Helen Lyle est étudiante à l’université d’Illinois à Chicago, mariée à Trevor, un professeur. Avec son amie Bernadette, elles rédigent une thèse sur les légendes urbaines et les croyances populaires. Au cours de ses investigations, elle est interpellée par une histoire récurrente, celle du mythique Candyman qui terrorise les habitants du quartier défavorisé de Cabrini Green depuis des décennies. Helen sentant qu’elle tient là l’occasion rêvée de pimenter son travail, convainc Bernadette d’aller enquêter sur les lieux mêmes des crimes, dans la cité sordide de Cabrini Green (le film a réellement été tournée sur place), un ghetto noir livré aux gangs et à la misère. Elles se rendent à l’appartement de la dernière victime en date, persuadées qu’en fait le fantôme, est un meurtrier qui s’introduit dans les appartements grâce à un défaut de conception permettant la communication entre les salles de bains par un passage situé derrière les miroirs. Sur place, Helen découvre un appartement laissé à l’abandon et recouvert de graffitis étranges et inquiétants. Plus tard, au cours d’un dîner en compagnie d’un éminent collègue de son mari qui travaille sur les mêmes sujets, elle apprend la véritable histoire de ce Candyman. Daniel Robitaille était un fils d’esclave dont le géniteur avait réussi à faire fortune grâce à une invention. Daniel fréquenta les meilleures écoles et reçut une très bonne éducation. Artiste, il commence à gagner sa vie en réalisant le portrait de riches commanditaires. En 1890 il est mandaté par un riche propriétaire terrien, qui lui commande une peinture de sa fille. Daniel et cette dernière tombent amoureux et la jeune héritière tombe enceinte. Le père furieux de cet affront (qui plus est commis par un noir) engage des brutes épaisses et avinées pour lyncher Daniel. Roué de coups, la main tranchée, Robitaille est ensuite recouvert de miel et livrer en pâture aux abeilles. Tué par les multiples piqûres, Robitaille est ensuite incinéré et ses cendres jetées sur les champs qui deviendront des années plus tard le ghetto de Cabrini Green. Depuis, toute personne qui récitera son nom à 5 reprises face à un miroir le verra réapparaître. C’est alors qu’Helen est confrontée au véritable Candyman, furieux du scepticisme dont elle fait preuve, et contraint selon lui à se montrer à nouveau pour relancer le mythe, afin que les gens croient en lui de nouveau.
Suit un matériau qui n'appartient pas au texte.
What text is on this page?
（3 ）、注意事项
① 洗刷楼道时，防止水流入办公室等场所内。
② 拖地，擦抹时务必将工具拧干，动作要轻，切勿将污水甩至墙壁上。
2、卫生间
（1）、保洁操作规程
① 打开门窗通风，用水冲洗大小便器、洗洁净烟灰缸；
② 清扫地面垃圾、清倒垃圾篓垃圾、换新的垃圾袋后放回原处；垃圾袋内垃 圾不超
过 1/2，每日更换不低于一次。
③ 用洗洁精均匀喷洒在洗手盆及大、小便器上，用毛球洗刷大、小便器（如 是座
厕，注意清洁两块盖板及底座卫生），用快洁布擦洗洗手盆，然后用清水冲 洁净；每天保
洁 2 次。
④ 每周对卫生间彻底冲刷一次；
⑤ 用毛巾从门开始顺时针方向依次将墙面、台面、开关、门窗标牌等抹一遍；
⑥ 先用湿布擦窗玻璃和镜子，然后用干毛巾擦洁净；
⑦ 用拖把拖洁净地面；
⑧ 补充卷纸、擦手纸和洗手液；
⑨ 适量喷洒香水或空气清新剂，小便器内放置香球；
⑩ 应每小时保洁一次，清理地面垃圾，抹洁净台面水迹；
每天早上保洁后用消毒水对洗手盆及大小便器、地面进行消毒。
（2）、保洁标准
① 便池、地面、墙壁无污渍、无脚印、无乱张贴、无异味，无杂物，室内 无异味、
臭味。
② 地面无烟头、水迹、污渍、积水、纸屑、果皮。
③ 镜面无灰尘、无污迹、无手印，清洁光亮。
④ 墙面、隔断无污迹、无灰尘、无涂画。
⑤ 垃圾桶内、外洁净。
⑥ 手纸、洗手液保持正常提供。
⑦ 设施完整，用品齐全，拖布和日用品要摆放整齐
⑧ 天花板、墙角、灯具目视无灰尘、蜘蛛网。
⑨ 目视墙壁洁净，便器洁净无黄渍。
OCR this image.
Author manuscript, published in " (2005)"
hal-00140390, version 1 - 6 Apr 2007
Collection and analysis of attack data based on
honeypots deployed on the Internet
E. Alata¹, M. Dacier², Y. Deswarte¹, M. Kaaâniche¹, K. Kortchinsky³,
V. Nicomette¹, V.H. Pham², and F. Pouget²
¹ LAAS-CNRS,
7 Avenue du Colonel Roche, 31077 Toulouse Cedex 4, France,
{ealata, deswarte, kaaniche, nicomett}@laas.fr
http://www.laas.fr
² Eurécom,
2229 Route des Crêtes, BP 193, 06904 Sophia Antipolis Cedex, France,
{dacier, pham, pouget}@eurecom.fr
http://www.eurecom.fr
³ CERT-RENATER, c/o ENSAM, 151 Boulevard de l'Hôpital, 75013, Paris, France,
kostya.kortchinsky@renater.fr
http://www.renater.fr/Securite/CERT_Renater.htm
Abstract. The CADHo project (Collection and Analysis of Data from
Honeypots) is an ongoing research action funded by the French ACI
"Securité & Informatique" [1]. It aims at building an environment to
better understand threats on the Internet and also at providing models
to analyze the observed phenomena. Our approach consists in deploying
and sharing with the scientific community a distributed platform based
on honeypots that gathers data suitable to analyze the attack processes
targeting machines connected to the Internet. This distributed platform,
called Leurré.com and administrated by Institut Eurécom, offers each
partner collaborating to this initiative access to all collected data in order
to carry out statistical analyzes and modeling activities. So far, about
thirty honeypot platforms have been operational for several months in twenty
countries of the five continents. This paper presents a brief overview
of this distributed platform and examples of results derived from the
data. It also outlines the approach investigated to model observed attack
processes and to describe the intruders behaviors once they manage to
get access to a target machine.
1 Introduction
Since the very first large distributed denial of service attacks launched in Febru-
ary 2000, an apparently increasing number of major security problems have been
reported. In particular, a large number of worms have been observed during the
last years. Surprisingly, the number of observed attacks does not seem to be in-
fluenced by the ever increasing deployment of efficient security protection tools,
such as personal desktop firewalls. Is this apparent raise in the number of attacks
Voilà la légende de Candyman. Ou comment perpétuer un mythe depuis un siècle. Tandis que résonne le magnifique thème principal composé par l’immense Philip Glass, la ville de Chicago (l’action de la nouvelle originale se déroule à Liverpool) et ses autoroutes sont montrées du ciel avec ses véhicules en mouvement, qui s’entremêlent, qui s’échappent et disparaissent. C’est comme qui dirait une métaphore d’une histoire qui se transmet par le bouche-à-oreille, qui mute et se transforme en passant d’une personne à l’autre. La légende urbaine de Candyman n’est pas que le fruit de l’imagination et si un individu peine à y croire, attention, le croque-mitaine pourrait bien lui apparaître pour chambouler son esprit cartésien.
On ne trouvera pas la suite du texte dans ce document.